Jewish Journal

Your Letters

Posted on Sep. 19, 2002 at 8:00 pm

Marlene Adler Marks

All Hadassah members nationwide -- and especially those in Southern California -- wish to express their heartfelt condolences to Marlene Adler Marks' daughter, Samantha, and all of Marlene's family. Through her Women's Voice columns in The Jewish Journal and her articles in the National Hadassah magazine, Marlene expressed so much to, and on behalf of, all of us. What a tremendous loss for Jewish women and people everywhere. We are saddened by her passing, all too soon with, we are sure, so much left to say.

Marlene was an active member of Hadassah's MorningStar Commission, sharing her sage advice with her fellow members, working so hard to improve the images of Jewish women in the media. In Marlene's memory, MorningStar Commission members will certainly rededicate themselves to their purposes with renewed vigor.

We thank The Jewish Journal for sharing Marlene's words of wisdom with all of us. Her life made a difference for so many. She was definitely a shining star in all of our lives. May her memory be a blessing and an inspiration.

Sharon L. Krischer , Chair Hadassah Southern California

I did not know Marlene Marks personally, only through her writing. She, however, made a profound impression on me and I always looked forward to her columns. She was often in my prayers. I was so saddened to hear of her untimely passing. Just a few weeks ago, I clipped her column "Friends" (Aug. 16) to keep with other memorable articles. It had so much meaning to me. She had the rare ability to find humor in the face of adversity, abundant courage and strength of character. Even in the end, although her voice failed her, many of us heard her, loud and clear. May she rest in peace.

Barbara Pria, Woodland Hills

Fifteen months ago, I put the names of Molly Ivins and Marlene Marks on my back at the Revlon Walk against women's cancer -- two very razor-sharp women commentators, both of whom seemed to read very different parts of my mind with ease, and both of whom were fighting valiantly against cancer. It was a joy to share her thoughts every week. Rest in peace, Marlene. We women will dearly miss you.

Joan H. Leonard, Sherman Oaks

Like so many, I found Marlene's recent columns a challenge and an inspiration, but it is one very special column from long before cancer had ravaged her that is deeply important to me.

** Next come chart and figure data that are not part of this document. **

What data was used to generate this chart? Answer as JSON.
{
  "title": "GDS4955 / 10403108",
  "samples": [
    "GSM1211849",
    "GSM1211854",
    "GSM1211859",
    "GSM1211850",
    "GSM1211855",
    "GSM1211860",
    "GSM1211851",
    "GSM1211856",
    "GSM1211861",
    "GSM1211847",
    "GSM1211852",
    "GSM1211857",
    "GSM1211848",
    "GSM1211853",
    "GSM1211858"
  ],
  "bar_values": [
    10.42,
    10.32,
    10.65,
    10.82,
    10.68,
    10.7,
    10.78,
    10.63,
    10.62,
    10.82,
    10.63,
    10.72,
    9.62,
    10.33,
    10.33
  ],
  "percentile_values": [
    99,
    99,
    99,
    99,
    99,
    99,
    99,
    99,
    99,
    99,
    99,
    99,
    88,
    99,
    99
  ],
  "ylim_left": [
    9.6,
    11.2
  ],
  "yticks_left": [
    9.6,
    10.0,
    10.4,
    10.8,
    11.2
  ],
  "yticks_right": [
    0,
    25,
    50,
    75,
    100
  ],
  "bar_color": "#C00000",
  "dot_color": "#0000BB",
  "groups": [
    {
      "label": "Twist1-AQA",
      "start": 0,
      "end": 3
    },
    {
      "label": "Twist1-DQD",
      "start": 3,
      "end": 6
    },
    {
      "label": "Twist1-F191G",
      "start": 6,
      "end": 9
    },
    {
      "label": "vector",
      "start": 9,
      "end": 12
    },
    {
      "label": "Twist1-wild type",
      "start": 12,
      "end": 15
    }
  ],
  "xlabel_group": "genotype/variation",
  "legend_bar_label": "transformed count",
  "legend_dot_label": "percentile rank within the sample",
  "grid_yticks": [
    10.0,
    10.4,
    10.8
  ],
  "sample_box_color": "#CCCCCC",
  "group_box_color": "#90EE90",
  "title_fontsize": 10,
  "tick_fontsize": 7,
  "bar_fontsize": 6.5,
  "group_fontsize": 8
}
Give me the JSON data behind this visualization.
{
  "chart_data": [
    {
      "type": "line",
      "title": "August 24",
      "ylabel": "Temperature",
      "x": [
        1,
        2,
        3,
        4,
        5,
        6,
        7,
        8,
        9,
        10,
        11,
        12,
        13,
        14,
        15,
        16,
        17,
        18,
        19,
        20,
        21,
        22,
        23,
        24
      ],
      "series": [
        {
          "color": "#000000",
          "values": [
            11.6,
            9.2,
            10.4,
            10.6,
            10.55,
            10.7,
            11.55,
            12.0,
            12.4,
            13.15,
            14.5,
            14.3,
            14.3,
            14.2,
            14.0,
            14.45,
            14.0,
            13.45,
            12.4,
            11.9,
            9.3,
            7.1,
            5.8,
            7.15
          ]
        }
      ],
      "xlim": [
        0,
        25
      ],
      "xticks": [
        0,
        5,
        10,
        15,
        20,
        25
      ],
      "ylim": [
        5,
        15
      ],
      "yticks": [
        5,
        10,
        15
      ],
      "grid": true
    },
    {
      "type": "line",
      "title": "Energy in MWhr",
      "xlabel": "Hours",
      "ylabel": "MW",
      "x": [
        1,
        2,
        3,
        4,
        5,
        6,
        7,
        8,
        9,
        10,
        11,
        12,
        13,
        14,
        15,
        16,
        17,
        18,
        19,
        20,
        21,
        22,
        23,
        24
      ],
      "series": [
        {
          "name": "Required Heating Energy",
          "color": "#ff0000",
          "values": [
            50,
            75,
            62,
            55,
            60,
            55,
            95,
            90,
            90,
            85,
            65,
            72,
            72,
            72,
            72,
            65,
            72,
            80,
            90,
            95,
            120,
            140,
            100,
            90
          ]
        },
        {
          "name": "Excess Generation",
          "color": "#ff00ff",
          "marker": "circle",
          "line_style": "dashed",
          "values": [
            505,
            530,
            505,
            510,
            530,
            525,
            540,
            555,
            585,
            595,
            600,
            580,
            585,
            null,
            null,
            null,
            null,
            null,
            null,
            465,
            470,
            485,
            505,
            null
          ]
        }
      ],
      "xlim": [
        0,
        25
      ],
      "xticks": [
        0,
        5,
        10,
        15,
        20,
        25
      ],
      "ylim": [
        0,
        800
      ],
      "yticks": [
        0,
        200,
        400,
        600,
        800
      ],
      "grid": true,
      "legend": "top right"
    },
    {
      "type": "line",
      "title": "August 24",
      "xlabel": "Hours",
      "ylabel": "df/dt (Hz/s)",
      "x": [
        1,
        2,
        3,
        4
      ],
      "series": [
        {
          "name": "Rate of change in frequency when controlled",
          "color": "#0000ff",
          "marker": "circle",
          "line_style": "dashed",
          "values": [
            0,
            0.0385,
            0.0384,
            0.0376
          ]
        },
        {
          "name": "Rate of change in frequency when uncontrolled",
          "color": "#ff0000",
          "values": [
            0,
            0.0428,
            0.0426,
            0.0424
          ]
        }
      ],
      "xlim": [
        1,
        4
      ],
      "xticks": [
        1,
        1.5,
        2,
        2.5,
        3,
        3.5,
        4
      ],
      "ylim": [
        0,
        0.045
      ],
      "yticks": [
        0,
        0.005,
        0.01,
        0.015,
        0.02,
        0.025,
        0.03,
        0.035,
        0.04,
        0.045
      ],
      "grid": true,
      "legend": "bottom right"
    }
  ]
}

In January 1996, just a few months after the murder of my twin sister, Nina, Marlene wrote a column about me, how my life had altered in the aftermath of Nina's death and how I was trying to make a life for myself and Nina's children.

Today, I reread that column and cried again, because Marlene had so beautifully captured what losing Nina meant to me. More than that, I was overwhelmed by the goodness in her that moved her to write about how her readers could best help me. It was a loving action, one I never expected, and one that really made a difference in my life. Marlene was right: remembering helps. And I will remember her all my life and I will miss her so.

Abby J. Leibman, Los Angeles

Even as life is crazy for a rabbi (and for everyone else) during the aseret yemei teshuva, I feel compelled to write about Marlene Adler Marks, a woman whom I held in great esteem, and whose death I personally mourn even though I never met her.

The Talmud so eloquently states that the loss of a single soul is the loss of a complete world. Each person sees the world through one's unique prism. Indeed, the depth of Marlene's soul and the poetic nature of her thought revealed a neshama that was constantly seeking refinement. For this loss, I greatly mourn.

When she wrote of her newfound appreciation of "Modeh Ani," I was inspired; when she declared that "you can radiate your brain without losing your soul," I cried. Her struggle throughout her illness revealed a dignity that was special to behold even as it was a tragedy in process.

As an Orthodox rabbi, I must confess some of Marlene's positions did not resonate with me. Her theological views were not traditional and her politics were not mine. Oh, how I wished I could debate her in person! I only regret that after reading her columns for 13 years in The Jewish Journal, I did not have the initiative to call her up and talk Torah with her.

May her struggle serve to inspire within our lives ever greater Jewish involvement and depth.

Rabbi Asher Brander, Westwood Kehilla


The biography for Gideon "Gidi" Grinstein ("Oslo Logic Still Valid," Sept. 13) omitted that between 1999-2001, Grinstein served as the secretary of the Israeli negotiation team to the permanent status negotiations of the Barak government.